At the art opening, Frances tells her friends that it was oddly cathartic to write down all her wifely shortcomings for the lawyer. Diane and Dallas, tellingly, are all too eager to add more to the list: She’s mean to Nick. She took flowers from Dallas’s husband’s funeral. (Dallas was a widow before she was a divorceé, apparently.) Diane hasn’t touched a drop of booze since the accident, but she’s noticeably jittery around the Champagne. Frances, desperate to prove herself as a new upstate gallerist and Woman of Culture, strikes up a conversation with Carson, one of the artists. “Koons’s shallow populism is a fraudulent vulgarity” is one of those sentences that reminds you that some people didn’t get pretension out of their system in college.

Robert, Jerry, and Don are in the car, bickering about the call Jerry made to the Dufresne house and ignoring the delicious-looking cookies Mrs. Jerry made for them. Robert decides they’re both inept and fires them. The next time we see Robert, he’s sitting across a desk from another lawyer, in the dark. This office is a far cry from Jerry’s warm, wood-paneled dad den. No Big Mouth Billy Bass on the wall here. Robert’s uncharacteristically honest with Lawyer No. 2, admitting that his business is tanking and he could get screwed. Lawyer No. 2 — a.k.a. Dean Winters, a.k.a. Dennis Duffy from 30 Rock — empathizes by using the C-word to describe Frances. Robert reminds him she’s the mother of his kids, not realizing that he should be remembering that too.

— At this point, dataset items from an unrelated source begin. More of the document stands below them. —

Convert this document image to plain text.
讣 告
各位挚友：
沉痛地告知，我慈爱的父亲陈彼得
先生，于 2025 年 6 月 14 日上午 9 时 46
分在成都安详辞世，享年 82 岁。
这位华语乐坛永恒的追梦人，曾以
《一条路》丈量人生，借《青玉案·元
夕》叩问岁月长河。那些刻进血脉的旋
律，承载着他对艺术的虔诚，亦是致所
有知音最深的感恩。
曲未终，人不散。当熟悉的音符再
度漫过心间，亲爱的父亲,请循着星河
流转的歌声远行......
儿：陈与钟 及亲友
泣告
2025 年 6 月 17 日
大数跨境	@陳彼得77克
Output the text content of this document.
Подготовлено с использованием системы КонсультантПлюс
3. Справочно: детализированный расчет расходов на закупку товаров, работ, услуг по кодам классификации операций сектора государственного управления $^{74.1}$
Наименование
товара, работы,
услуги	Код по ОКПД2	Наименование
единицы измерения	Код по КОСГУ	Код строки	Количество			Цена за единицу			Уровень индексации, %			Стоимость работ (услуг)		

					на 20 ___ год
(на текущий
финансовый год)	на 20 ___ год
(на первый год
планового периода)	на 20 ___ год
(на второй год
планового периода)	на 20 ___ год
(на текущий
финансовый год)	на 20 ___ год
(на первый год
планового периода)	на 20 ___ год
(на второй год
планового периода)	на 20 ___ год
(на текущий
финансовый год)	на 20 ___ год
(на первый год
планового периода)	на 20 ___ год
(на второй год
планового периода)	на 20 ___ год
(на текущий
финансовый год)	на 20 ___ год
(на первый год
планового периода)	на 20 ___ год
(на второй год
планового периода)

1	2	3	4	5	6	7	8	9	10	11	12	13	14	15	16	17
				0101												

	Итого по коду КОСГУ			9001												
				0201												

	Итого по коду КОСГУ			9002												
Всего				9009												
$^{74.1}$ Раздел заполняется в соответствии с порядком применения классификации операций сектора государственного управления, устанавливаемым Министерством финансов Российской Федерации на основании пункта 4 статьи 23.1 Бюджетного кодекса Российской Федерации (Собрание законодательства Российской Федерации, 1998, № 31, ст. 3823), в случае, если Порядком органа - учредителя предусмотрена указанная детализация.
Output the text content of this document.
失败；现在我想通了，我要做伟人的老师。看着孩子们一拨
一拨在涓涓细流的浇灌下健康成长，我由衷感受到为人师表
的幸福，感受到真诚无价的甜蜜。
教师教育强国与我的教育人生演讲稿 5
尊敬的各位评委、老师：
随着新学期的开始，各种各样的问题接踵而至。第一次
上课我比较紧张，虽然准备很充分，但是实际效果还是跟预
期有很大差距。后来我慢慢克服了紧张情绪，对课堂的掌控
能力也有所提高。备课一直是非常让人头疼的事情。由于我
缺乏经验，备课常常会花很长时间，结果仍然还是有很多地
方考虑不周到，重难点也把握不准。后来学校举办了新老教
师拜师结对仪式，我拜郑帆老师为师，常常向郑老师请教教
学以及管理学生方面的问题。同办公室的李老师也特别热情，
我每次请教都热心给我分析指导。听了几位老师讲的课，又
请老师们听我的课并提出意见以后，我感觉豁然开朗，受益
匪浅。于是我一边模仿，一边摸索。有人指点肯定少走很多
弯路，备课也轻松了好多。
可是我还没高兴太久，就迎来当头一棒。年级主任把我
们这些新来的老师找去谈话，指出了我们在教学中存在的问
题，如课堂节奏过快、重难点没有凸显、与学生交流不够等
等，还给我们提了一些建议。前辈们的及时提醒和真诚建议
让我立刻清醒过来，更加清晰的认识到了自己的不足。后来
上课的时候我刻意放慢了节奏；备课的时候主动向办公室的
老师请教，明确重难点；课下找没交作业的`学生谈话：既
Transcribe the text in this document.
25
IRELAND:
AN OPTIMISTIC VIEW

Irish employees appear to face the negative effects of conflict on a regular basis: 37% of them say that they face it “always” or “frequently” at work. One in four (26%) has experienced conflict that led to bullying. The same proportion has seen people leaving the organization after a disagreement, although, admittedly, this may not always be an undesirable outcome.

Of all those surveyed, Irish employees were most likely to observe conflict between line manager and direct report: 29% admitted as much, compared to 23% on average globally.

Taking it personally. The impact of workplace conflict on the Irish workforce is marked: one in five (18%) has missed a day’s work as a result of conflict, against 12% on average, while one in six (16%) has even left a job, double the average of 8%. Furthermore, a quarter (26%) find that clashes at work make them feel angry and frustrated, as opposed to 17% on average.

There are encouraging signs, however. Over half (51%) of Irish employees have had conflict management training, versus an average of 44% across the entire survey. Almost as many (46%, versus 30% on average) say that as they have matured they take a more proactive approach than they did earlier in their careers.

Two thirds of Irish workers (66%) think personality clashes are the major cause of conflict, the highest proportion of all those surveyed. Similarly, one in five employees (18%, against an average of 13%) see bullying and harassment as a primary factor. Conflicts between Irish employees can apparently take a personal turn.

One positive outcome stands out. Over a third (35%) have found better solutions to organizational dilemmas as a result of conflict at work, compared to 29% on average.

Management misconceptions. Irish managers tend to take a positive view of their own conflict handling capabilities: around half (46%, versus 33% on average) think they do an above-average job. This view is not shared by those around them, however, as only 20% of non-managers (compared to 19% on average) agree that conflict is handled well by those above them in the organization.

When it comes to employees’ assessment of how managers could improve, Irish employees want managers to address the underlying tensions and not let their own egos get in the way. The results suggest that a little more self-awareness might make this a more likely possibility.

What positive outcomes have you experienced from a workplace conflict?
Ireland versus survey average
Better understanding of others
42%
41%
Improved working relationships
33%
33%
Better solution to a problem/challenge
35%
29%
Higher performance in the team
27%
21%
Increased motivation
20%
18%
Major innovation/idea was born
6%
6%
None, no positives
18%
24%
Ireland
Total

Meanwhile, Frances is still intellectually tap-dancing for Carson until some drunk dude named Gustav staggers over and starts being belligerent. He and Carson end up in a fistfight on the floor. In the world’s most expensive ride home, she, Diane, and Dallas sum up the night. Diane says it was fun. Dallas and Frances disagree. Frances gets a call on her cell: Lawyer No. 2 is named Tony Silvercreek (Dallas, ominously, gasps at the name) and he is ruthless with Frances. Once Frances is off the call, Dallas informs them that Silvercreek is a star divorce lawyer: ruthless, bloodthirsty, and a misogynist. He refuses to represent women. Awesome.

Diane asks for the dog back. Nick misses it, apparently. Frances explodes at her — it’s the only constant in the children’s lives right now! — and while both women glare at her like she’s a monster, she gets her way. With the dog in tow, she begins to toss Robert’s boxes in the Dumpster.

Other Notes:

  • Dean Winters had a one-episode arc on Sex and the City as a doofy fuck buddy of Carrie’s, but I couldn’t find a clip. Your loss.
  • Aw, I feel bad for Jerry. I hope he and his wife are like the suburban version of Nick and Nora Charles from The Thin Man.
  • Dallas Facts of the Week: She can’t cry unless someone’s listening (it’s how she used to get her dad’s attention, wooooof), and we finally learn what she does for a living. It’s psychotherapy! Perfection.
  • The best exchange of the episode happens while Frances and Dallas talk about her lawyer:
    Dallas: “He represented that guy on Wall Street whose wife said that he forced her to have group sex with clients.”
    Frances: “Yeah, I remember, that was an awful story.”
    Dallas: “No, I knew her, she liked it.”